Временной маг топнул ногой, как большой капризный ребёнок, но глаза его, выполняя просьбу Леса, вновь стали шоколадными.
"Я люблю тебя..."
— Вот только этого не надо! Я больше не верю вам!
Артём бросил тоскливый взгляд на оранжевое зарево, разгорающееся над макушками деревьев, и твёрдым, злым шагом направился к родному дому. Словно в пику ласковым словам Белолесья, он разбрасывал сапогами ровные круглые камешки, сходил с тропы и давил цветы, а лес лишь вздыхал, глядя на своего любимца, изнывающего от бессильной ярости. Чертыхаясь и костеря Диму на разные лады, маг пересёк ухоженную поляну, взбежал по каменным ступеням крыльца и ворвался в холл.
— Папа!
— Я здесь, сынок, — донёсся усталый голос наблюдателя, и Артём поспешил в гостиную.
Мирно потрескивали дрова в камине. Приглушённое пламя магических светильников освещало красочные пейзажи на стенах. Тяжёлые, плотные гардины — наглухо зашторены, отрезая обитель скорби от живого, цветущего леса. Арсений, сгорбившись, сидел в кресле и отрешённым взглядом смотрел прямо перед собой. Выглядел он так, словно тоска по умершей возлюбленной поглотила его целиком. Спутанные волосы блеклыми прядями падали на плечи, исхудалое, бескровное лицо с впалыми щеками покрывала сеточка морщин, карие глаза запали и потускнели.
— Папа... — протянул Артём, подошёл к отцу и опустился на ковёр у его ног.
— Тёма.
Наблюдатель протянул руку, вяло погладил сына по пшеничным волосам, и временной маг громко шмыгнул носом.

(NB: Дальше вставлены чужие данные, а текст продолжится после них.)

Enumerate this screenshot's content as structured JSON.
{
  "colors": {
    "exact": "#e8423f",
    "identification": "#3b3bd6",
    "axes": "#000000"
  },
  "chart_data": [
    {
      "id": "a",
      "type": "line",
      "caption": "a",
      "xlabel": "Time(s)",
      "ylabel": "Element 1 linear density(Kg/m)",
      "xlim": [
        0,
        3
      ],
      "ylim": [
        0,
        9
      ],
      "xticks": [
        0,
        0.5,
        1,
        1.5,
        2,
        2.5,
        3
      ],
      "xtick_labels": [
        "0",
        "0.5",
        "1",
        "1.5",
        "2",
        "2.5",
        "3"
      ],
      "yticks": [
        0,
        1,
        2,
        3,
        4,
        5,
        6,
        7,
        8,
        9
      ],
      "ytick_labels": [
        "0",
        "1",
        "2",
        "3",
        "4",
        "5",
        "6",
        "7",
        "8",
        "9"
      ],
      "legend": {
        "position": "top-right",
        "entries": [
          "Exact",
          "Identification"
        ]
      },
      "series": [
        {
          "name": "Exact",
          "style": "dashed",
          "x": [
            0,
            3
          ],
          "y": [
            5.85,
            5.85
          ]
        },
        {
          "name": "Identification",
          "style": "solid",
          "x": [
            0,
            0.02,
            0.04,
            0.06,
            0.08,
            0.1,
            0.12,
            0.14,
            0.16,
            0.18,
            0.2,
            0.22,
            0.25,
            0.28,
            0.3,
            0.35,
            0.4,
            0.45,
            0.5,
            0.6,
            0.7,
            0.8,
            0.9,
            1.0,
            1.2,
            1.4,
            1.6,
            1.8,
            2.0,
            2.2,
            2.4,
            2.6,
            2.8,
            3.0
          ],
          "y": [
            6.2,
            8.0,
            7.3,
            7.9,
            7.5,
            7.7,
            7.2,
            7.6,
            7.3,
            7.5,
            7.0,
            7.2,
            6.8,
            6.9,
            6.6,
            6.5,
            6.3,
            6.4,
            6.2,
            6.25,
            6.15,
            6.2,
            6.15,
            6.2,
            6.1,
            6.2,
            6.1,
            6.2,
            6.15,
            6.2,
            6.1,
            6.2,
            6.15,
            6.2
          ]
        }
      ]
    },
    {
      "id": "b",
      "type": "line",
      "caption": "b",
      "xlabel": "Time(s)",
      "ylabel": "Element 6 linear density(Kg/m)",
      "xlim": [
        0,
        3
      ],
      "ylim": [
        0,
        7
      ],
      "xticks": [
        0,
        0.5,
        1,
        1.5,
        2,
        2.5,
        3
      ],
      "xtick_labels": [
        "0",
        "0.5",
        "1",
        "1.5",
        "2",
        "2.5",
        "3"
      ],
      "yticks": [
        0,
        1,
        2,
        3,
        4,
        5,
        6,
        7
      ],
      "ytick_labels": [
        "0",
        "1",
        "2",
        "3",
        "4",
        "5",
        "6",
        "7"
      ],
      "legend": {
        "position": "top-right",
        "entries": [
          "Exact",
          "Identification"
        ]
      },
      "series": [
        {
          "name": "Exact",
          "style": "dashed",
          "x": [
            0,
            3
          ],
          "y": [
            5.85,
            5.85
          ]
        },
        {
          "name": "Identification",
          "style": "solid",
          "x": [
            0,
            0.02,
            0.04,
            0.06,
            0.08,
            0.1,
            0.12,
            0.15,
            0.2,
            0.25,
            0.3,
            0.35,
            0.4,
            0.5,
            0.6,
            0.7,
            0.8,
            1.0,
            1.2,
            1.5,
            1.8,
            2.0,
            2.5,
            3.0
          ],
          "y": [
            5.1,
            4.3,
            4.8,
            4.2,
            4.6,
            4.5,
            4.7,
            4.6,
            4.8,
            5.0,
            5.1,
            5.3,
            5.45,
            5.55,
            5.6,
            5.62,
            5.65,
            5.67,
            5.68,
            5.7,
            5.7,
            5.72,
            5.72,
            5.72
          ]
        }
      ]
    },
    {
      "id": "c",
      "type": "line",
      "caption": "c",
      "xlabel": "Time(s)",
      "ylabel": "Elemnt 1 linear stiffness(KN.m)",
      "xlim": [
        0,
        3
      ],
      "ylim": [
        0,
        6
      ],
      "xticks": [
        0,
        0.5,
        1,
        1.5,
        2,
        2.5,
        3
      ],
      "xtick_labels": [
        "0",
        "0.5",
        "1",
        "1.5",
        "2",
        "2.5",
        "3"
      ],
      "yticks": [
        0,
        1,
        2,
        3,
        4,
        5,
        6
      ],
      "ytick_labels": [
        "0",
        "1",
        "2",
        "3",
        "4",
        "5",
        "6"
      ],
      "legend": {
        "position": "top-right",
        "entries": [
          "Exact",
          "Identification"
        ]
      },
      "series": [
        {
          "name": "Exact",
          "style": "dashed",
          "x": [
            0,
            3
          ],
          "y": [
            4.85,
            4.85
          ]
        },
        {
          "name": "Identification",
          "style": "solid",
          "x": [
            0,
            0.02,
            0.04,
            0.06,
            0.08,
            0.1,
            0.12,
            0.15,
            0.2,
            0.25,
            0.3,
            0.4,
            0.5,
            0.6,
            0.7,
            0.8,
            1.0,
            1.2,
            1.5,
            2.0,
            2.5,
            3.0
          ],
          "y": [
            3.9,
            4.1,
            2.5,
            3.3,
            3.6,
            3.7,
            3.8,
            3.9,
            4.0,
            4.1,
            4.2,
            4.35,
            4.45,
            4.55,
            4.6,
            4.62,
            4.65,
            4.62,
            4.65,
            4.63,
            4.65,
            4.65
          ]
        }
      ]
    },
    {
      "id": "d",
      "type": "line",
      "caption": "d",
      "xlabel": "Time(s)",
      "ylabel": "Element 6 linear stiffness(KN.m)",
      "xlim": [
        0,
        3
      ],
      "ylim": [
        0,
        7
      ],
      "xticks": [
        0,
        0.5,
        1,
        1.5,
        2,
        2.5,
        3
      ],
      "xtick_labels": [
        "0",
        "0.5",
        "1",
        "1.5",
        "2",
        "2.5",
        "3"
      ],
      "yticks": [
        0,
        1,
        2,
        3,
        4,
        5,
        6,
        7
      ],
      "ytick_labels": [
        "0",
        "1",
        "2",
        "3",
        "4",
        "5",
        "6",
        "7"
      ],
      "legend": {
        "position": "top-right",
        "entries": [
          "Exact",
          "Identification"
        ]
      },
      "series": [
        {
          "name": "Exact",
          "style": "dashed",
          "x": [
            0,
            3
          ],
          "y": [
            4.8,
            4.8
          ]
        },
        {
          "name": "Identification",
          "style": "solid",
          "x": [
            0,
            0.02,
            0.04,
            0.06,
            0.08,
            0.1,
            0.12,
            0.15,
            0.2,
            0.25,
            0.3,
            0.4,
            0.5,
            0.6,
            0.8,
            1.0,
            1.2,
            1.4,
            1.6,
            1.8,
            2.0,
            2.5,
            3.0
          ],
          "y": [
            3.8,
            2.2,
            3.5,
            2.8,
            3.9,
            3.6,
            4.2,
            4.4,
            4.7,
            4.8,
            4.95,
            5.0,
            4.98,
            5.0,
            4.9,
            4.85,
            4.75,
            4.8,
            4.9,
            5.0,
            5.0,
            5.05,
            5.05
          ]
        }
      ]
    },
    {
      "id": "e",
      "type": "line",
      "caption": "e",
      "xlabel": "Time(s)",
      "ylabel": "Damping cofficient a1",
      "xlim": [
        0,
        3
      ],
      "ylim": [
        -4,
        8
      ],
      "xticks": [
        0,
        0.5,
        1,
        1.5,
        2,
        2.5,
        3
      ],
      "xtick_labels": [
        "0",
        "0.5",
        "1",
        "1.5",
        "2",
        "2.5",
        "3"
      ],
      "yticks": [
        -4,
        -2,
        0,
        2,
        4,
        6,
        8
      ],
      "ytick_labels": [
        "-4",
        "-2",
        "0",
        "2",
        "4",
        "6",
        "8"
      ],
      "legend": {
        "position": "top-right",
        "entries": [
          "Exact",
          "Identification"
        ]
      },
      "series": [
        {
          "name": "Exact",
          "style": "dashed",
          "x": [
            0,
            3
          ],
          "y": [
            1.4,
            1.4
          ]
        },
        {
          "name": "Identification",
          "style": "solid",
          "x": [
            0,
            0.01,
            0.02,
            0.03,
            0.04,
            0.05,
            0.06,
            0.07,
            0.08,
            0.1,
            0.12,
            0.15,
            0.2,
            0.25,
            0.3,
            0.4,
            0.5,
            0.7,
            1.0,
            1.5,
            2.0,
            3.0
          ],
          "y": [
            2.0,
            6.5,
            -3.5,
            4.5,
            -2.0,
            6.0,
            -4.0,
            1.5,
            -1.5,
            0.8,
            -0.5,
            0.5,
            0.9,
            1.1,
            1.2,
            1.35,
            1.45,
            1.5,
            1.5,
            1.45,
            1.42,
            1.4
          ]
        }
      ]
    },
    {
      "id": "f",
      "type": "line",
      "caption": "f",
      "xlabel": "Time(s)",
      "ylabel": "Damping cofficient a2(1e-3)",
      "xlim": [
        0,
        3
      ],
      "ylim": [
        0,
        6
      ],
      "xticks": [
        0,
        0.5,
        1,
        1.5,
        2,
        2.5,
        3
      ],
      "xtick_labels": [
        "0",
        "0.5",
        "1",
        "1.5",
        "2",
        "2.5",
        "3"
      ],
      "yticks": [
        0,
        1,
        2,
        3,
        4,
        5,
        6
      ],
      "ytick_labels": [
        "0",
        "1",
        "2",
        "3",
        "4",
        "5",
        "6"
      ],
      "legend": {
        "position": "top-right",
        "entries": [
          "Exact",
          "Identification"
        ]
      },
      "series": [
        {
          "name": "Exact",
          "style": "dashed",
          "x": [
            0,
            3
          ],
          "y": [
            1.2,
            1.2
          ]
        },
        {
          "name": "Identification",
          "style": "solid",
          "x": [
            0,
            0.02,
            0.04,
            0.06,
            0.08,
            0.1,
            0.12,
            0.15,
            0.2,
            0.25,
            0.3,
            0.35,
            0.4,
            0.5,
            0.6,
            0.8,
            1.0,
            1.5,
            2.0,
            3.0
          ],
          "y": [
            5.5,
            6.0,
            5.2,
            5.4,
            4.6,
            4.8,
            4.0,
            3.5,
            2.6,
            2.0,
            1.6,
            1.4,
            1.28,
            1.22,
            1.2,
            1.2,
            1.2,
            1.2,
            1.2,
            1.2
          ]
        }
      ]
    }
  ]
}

— Прости, что так долго тянул. Мне жаль, что мама...
— Знаю. Марфа очень любила тебя. Обидно, что в последние годы вы мало общались. Но она понимала... Она всё понимала.
Закрыв лицо ладонями, Арсений прерывисто вздохнул, уронил руки на колени и откинулся на спинку кресла. Артём, не мигая, смотрел на отца, отмечая, как тот постарел. Привычное, надёжное родовое гнездо разрушилось. Мать умерла, а отец, всегда весёлый, бодрый и жизнерадостный, превратился в разбитого старика. Стало страшно и невыносимо одиноко. Захотелось уйти, отыскать Диму и уткнуться в его плечо. Спрятаться в объятьях Смерти от всего мира, от реальности, бьющей по нервам и изматывающей рассудок. Но друг охотился в Камии... Без него! Тёма даже не стал смотреть, чем занимается сейчас Дмитрий. Наверное, потому, что боялся увидеть его довольным и счастливым. Этого он бы не перенёс.